Canada's `NAFTA Tapes' Bolster Critics of Trade Pact

A GOVERNMENT plan to use hard-boiled tactics to sell Canadians a new North American Free Trade Agreement (NAFTA) - mainly by attacking its opponents - backfired this week.

Just as Prime Minister Brian Mulroney's government was gearing up to convince skeptical Canadians that it was in their interest to join a $7 trillion North American market made up of 360 million consumers, embarrassing details of the government's NAFTA campaign surfaced in Maclean's, a Canadian news magazine.

Details of the government's bid to sell NAFTA were contained in the published transcript of tape recordings of an Aug. 26 conference call between top Conservative government officials, including those from the Ministry of Trade. During the call, prominent NAFTA opponents across the political spectrum were labeled elements of "the loony left" by government officials.

Beyond the short-term embarrassment of the "NAFTA tapes," as some are calling them, the revelations could help NAFTA opponents discredit Conservative efforts to get public approval for the deal prior to federal elections this spring, political observers say.

NAFTA is important, although it remains a distant second-place concern for most Canadians - well behind the government's drive to gain public approval in an Oct. 26 referendum for a national constitutional unity package to keep Quebec a part of Canada. Some trade officials referred to NAFTA as "a sleeping tiger," according to the transcript, one that might imperil a Conservative reelection bid.

James Ramsay, chief of staff to Trade Minister Michael Wilson, was quoted in the transcript affirming efforts to list and track opponents and their comments by computer to systematically stifle their arguments with quick rebuttals. In the transcript, he also refers to free-trade opponents as "that old left-wing, crypto-communist, anti-free trade, NDP-Liberal con group." The reference is to the Liberal and New Democratic parties, which are the Conservatives' opposition at the federal level. The Liberal Pa rty has not opposed NAFTA, but might favor renegotiating it; the NDP opposes it and the 1989 Canada-US Free Trade Agreement.

Besides targeting NAFTA opponents such as Canadian Labour Congress President Robert White and Council of Canadians chairwoman Maude Barlow, the transcript outraged opposition leaders with trade officials' references to the public as "empty heads to fill" with the pro-NAFTA message.

Liberal Member of Parliament Sheila Copps called the plan a "multi-million dollar smear campaign" and "McCarthyism," in comments during a House of Commons debate Monday.

A call for Mr. Ramsay's removal was refused by his boss, Mr. Wilson, who in Monday's heated question-and-answer session defended efforts to respond to NAFTA critics. He also called the transcript "a stolen document."

In the short run, the government is left in an awkward position, trying to mollify Liberal and NDP members of Parliament it has enlisted to help sell the constitutional unity package nationwide.

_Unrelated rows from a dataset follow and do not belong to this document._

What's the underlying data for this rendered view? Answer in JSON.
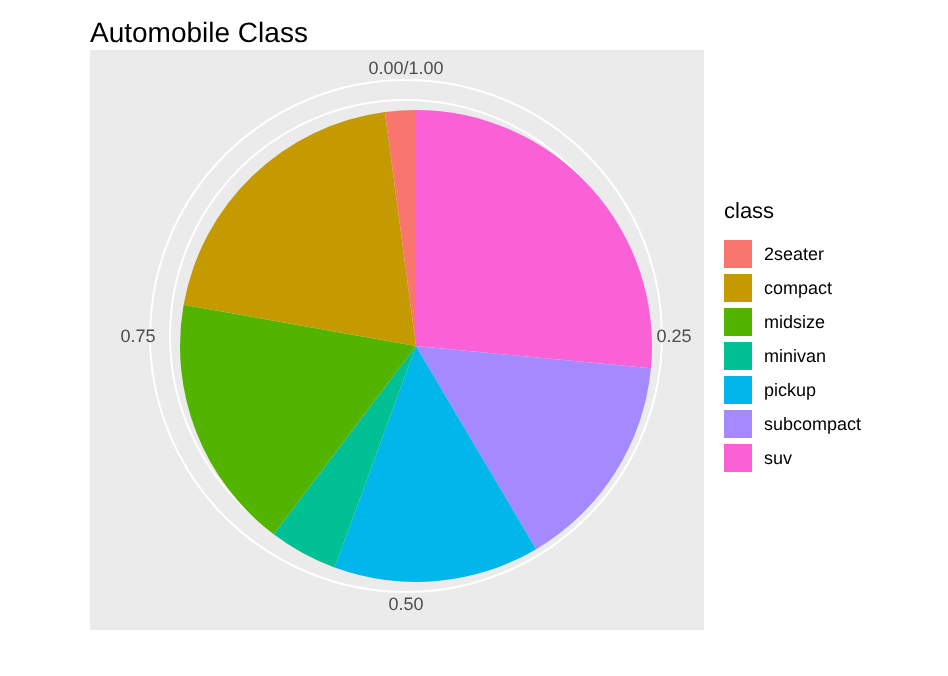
{
  "chart_data": {
    "type": "pie",
    "title": "Automobile Class",
    "legend_title": "class",
    "legend": "right",
    "categories": [
      "2seater",
      "compact",
      "midsize",
      "minivan",
      "pickup",
      "subcompact",
      "suv"
    ],
    "values": [
      2.1,
      20.1,
      17.5,
      4.7,
      14.1,
      15.0,
      26.5
    ],
    "colors": [
      "#f8766d",
      "#c49a00",
      "#53b400",
      "#00c094",
      "#00b6eb",
      "#a58aff",
      "#fb61d7"
    ],
    "annotations": [
      "0.00/1.00",
      "0.25",
      "0.50",
      "0.75"
    ]
  }
}
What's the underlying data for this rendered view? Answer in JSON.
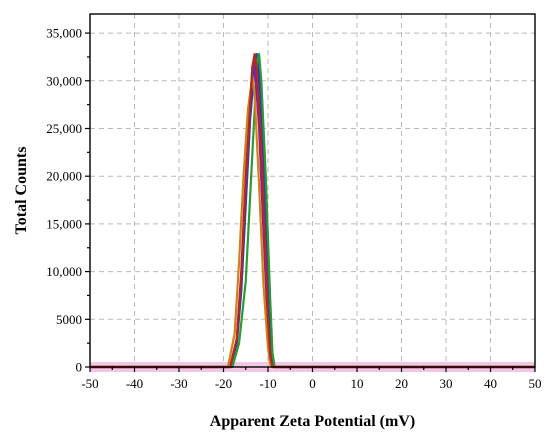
{
  "chart_data": {
    "type": "line",
    "title": "",
    "xlabel": "Apparent Zeta Potential (mV)",
    "ylabel": "Total Counts",
    "xlim": [
      -50,
      50
    ],
    "ylim": [
      0,
      37000
    ],
    "x_ticks": [
      -50,
      -40,
      -30,
      -20,
      -10,
      0,
      10,
      20,
      30,
      40,
      50
    ],
    "x_tick_labels": [
      "-50",
      "-40",
      "-30",
      "-20",
      "-10",
      "0",
      "10",
      "20",
      "30",
      "40",
      "50"
    ],
    "y_ticks": [
      0,
      5000,
      10000,
      15000,
      20000,
      25000,
      30000,
      35000
    ],
    "y_tick_labels": [
      "0",
      "5000",
      "10,000",
      "15,000",
      "20,000",
      "25,000",
      "30,000",
      "35,000"
    ],
    "grid": true,
    "legend": "none",
    "baseline_band_color": "#f2c6e6",
    "series": [
      {
        "color": "#1f3fd0",
        "points": [
          [
            -50,
            0
          ],
          [
            -18.5,
            0
          ],
          [
            -17,
            2500
          ],
          [
            -16,
            8000
          ],
          [
            -15,
            17000
          ],
          [
            -14,
            26000
          ],
          [
            -13,
            31500
          ],
          [
            -12.5,
            32800
          ],
          [
            -12,
            30500
          ],
          [
            -11,
            22000
          ],
          [
            -10,
            9000
          ],
          [
            -9.5,
            3000
          ],
          [
            -9,
            300
          ],
          [
            -8.5,
            0
          ],
          [
            50,
            0
          ]
        ]
      },
      {
        "color": "#2e9a2e",
        "points": [
          [
            -50,
            0
          ],
          [
            -18,
            0
          ],
          [
            -16.5,
            2500
          ],
          [
            -15,
            9000
          ],
          [
            -14,
            18000
          ],
          [
            -13,
            27000
          ],
          [
            -12.5,
            32000
          ],
          [
            -12,
            32800
          ],
          [
            -11.5,
            30000
          ],
          [
            -10.5,
            20000
          ],
          [
            -9.5,
            7000
          ],
          [
            -9,
            1500
          ],
          [
            -8.5,
            0
          ],
          [
            50,
            0
          ]
        ]
      },
      {
        "color": "#8a1fa0",
        "points": [
          [
            -50,
            0
          ],
          [
            -18.5,
            0
          ],
          [
            -17,
            3000
          ],
          [
            -16,
            10000
          ],
          [
            -15,
            20000
          ],
          [
            -14,
            28000
          ],
          [
            -13.5,
            31500
          ],
          [
            -13,
            32000
          ],
          [
            -12,
            25000
          ],
          [
            -11,
            14000
          ],
          [
            -10,
            4000
          ],
          [
            -9.5,
            800
          ],
          [
            -9,
            0
          ],
          [
            50,
            0
          ]
        ]
      },
      {
        "color": "#d2801a",
        "points": [
          [
            -50,
            0
          ],
          [
            -19,
            0
          ],
          [
            -17.5,
            3500
          ],
          [
            -16.5,
            11000
          ],
          [
            -15.5,
            20000
          ],
          [
            -14.5,
            27000
          ],
          [
            -13.5,
            30500
          ],
          [
            -13,
            28500
          ],
          [
            -12,
            19000
          ],
          [
            -11,
            8500
          ],
          [
            -10,
            2000
          ],
          [
            -9.5,
            300
          ],
          [
            -9,
            0
          ],
          [
            50,
            0
          ]
        ]
      },
      {
        "color": "#b02a1a",
        "points": [
          [
            -50,
            0
          ],
          [
            -18.5,
            0
          ],
          [
            -17,
            3000
          ],
          [
            -16,
            9500
          ],
          [
            -15,
            19000
          ],
          [
            -14,
            27500
          ],
          [
            -13.5,
            31500
          ],
          [
            -13,
            32800
          ],
          [
            -12.5,
            31000
          ],
          [
            -11.5,
            23000
          ],
          [
            -10.5,
            11000
          ],
          [
            -10,
            5000
          ],
          [
            -9.5,
            1200
          ],
          [
            -9,
            0
          ],
          [
            50,
            0
          ]
        ]
      }
    ]
  }
}
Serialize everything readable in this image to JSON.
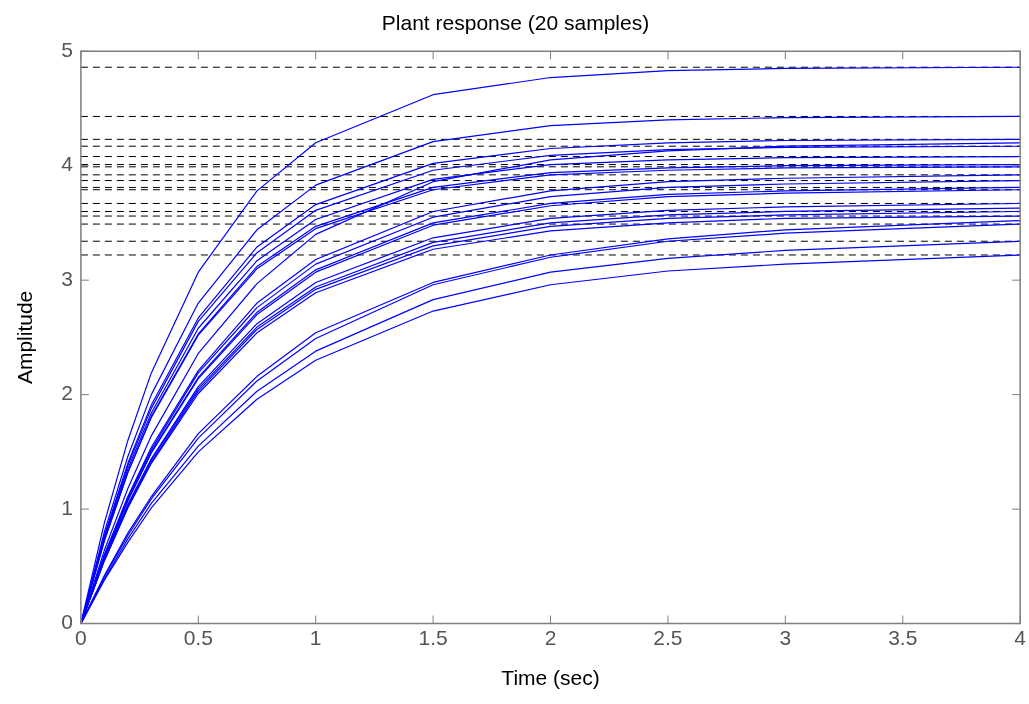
{
  "chart_data": {
    "type": "line",
    "title": "Plant response (20 samples)",
    "xlabel": "Time (sec)",
    "ylabel": "Amplitude",
    "legend": false,
    "grid": false,
    "x": [
      0,
      0.1,
      0.2,
      0.3,
      0.5,
      0.75,
      1,
      1.5,
      2,
      2.5,
      3,
      4
    ],
    "xlim": [
      0,
      4
    ],
    "xticks": [
      0,
      0.5,
      1,
      1.5,
      2,
      2.5,
      3,
      3.5,
      4
    ],
    "ylim": [
      0,
      5
    ],
    "yticks": [
      0,
      1,
      2,
      3,
      4,
      5
    ],
    "series": [
      {
        "color": "#0000ff",
        "values": [
          0,
          0.88,
          1.6,
          2.19,
          3.07,
          3.78,
          4.2,
          4.62,
          4.77,
          4.83,
          4.85,
          4.86
        ]
      },
      {
        "color": "#0000ff",
        "values": [
          0,
          0.8,
          1.46,
          2.0,
          2.8,
          3.44,
          3.83,
          4.21,
          4.35,
          4.4,
          4.42,
          4.43
        ]
      },
      {
        "color": "#0000ff",
        "values": [
          0,
          0.77,
          1.4,
          1.91,
          2.67,
          3.29,
          3.66,
          4.02,
          4.15,
          4.2,
          4.22,
          4.23
        ]
      },
      {
        "color": "#0000ff",
        "values": [
          0,
          0.75,
          1.38,
          1.88,
          2.64,
          3.24,
          3.61,
          3.96,
          4.09,
          4.14,
          4.16,
          4.17
        ]
      },
      {
        "color": "#0000ff",
        "values": [
          0,
          0.74,
          1.35,
          1.84,
          2.58,
          3.17,
          3.53,
          3.88,
          4.01,
          4.05,
          4.07,
          4.08
        ]
      },
      {
        "color": "#0000ff",
        "values": [
          0,
          0.73,
          1.32,
          1.81,
          2.53,
          3.12,
          3.47,
          3.81,
          3.94,
          3.98,
          4.0,
          4.01
        ]
      },
      {
        "color": "#0000ff",
        "values": [
          0,
          0.72,
          1.32,
          1.8,
          2.52,
          3.1,
          3.45,
          3.79,
          3.92,
          3.96,
          3.98,
          3.99
        ]
      },
      {
        "color": "#0000ff",
        "values": [
          0,
          0.64,
          1.18,
          1.64,
          2.36,
          2.97,
          3.4,
          3.86,
          4.05,
          4.13,
          4.17,
          4.2
        ]
      },
      {
        "color": "#0000ff",
        "values": [
          0,
          0.6,
          1.11,
          1.54,
          2.21,
          2.8,
          3.18,
          3.6,
          3.78,
          3.86,
          3.89,
          3.92
        ]
      },
      {
        "color": "#0000ff",
        "values": [
          0,
          0.6,
          1.1,
          1.52,
          2.19,
          2.76,
          3.14,
          3.55,
          3.73,
          3.81,
          3.84,
          3.87
        ]
      },
      {
        "color": "#0000ff",
        "values": [
          0,
          0.59,
          1.08,
          1.5,
          2.15,
          2.72,
          3.09,
          3.5,
          3.67,
          3.75,
          3.78,
          3.81
        ]
      },
      {
        "color": "#0000ff",
        "values": [
          0,
          0.58,
          1.07,
          1.49,
          2.14,
          2.7,
          3.07,
          3.48,
          3.65,
          3.73,
          3.76,
          3.79
        ]
      },
      {
        "color": "#0000ff",
        "values": [
          0,
          0.57,
          1.04,
          1.44,
          2.07,
          2.62,
          2.98,
          3.37,
          3.54,
          3.61,
          3.64,
          3.67
        ]
      },
      {
        "color": "#0000ff",
        "values": [
          0,
          0.56,
          1.03,
          1.43,
          2.05,
          2.59,
          2.94,
          3.33,
          3.5,
          3.57,
          3.6,
          3.63
        ]
      },
      {
        "color": "#0000ff",
        "values": [
          0,
          0.55,
          1.02,
          1.41,
          2.03,
          2.57,
          2.92,
          3.3,
          3.47,
          3.54,
          3.57,
          3.6
        ]
      },
      {
        "color": "#0000ff",
        "values": [
          0,
          0.55,
          1.01,
          1.4,
          2.01,
          2.54,
          2.89,
          3.27,
          3.43,
          3.5,
          3.54,
          3.56
        ]
      },
      {
        "color": "#0000ff",
        "values": [
          0,
          0.42,
          0.79,
          1.11,
          1.66,
          2.16,
          2.54,
          2.98,
          3.22,
          3.36,
          3.44,
          3.52
        ]
      },
      {
        "color": "#0000ff",
        "values": [
          0,
          0.41,
          0.77,
          1.09,
          1.62,
          2.12,
          2.49,
          2.96,
          3.2,
          3.34,
          3.41,
          3.49
        ]
      },
      {
        "color": "#0000ff",
        "values": [
          0,
          0.39,
          0.74,
          1.05,
          1.55,
          2.03,
          2.38,
          2.83,
          3.07,
          3.19,
          3.26,
          3.34
        ]
      },
      {
        "color": "#0000ff",
        "values": [
          0,
          0.38,
          0.71,
          1.01,
          1.5,
          1.96,
          2.3,
          2.73,
          2.96,
          3.08,
          3.14,
          3.22
        ]
      }
    ],
    "ref_lines": [
      {
        "axis": "y",
        "value": 4.86,
        "color": "#000000",
        "line_style": "dashed"
      },
      {
        "axis": "y",
        "value": 4.43,
        "color": "#000000",
        "line_style": "dashed"
      },
      {
        "axis": "y",
        "value": 4.23,
        "color": "#000000",
        "line_style": "dashed"
      },
      {
        "axis": "y",
        "value": 4.17,
        "color": "#000000",
        "line_style": "dashed"
      },
      {
        "axis": "y",
        "value": 4.08,
        "color": "#000000",
        "line_style": "dashed"
      },
      {
        "axis": "y",
        "value": 4.01,
        "color": "#000000",
        "line_style": "dashed"
      },
      {
        "axis": "y",
        "value": 3.99,
        "color": "#000000",
        "line_style": "dashed"
      },
      {
        "axis": "y",
        "value": 3.92,
        "color": "#000000",
        "line_style": "dashed"
      },
      {
        "axis": "y",
        "value": 3.87,
        "color": "#000000",
        "line_style": "dashed"
      },
      {
        "axis": "y",
        "value": 3.81,
        "color": "#000000",
        "line_style": "dashed"
      },
      {
        "axis": "y",
        "value": 3.79,
        "color": "#000000",
        "line_style": "dashed"
      },
      {
        "axis": "y",
        "value": 3.67,
        "color": "#000000",
        "line_style": "dashed"
      },
      {
        "axis": "y",
        "value": 3.6,
        "color": "#000000",
        "line_style": "dashed"
      },
      {
        "axis": "y",
        "value": 3.56,
        "color": "#000000",
        "line_style": "dashed"
      },
      {
        "axis": "y",
        "value": 3.49,
        "color": "#000000",
        "line_style": "dashed"
      },
      {
        "axis": "y",
        "value": 3.34,
        "color": "#000000",
        "line_style": "dashed"
      },
      {
        "axis": "y",
        "value": 3.22,
        "color": "#000000",
        "line_style": "dashed"
      }
    ]
  }
}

Though the embarrassment will pass, long-term government efforts to sell NAFTA may have been jeopardized, political observers say.

"What conservatives want to say is that NAFTA is not just our deal but one for all Canadians," says Jane Jenson, a political scientist at Carleton University in Ottawa. "But what is revealed is that this is a narrow partisan bid."

In addition, she says, the transcript seems to reveal a strong element of cynical, back-room deal-making that runs counter to a powerful trend in Canada toward openness in decision-making - one of the chief criticisms of the 1988 Meech Lake constitutional accord and one reason it was rejected in 1990. This is also a major criticism of NAFTA, which was negotiated largely out of public view, she says.

Others concur that if the constitutional debate ends in the next six weeks, the focus will turn to NAFTA. There, the transcripts will likely be used over and over again by NAFTA opponents leading up to the elections, says Philip Resnick, a political scientist at the University of British Columbia.

"It was such a partisan type of language, it could be used to say, `Hey, they've politicized the most senior levels of civil service,' " he says. "I don't think the tapes are going to make or break the deal, but they will weaken the government's ability to sell the deal between October and next spring."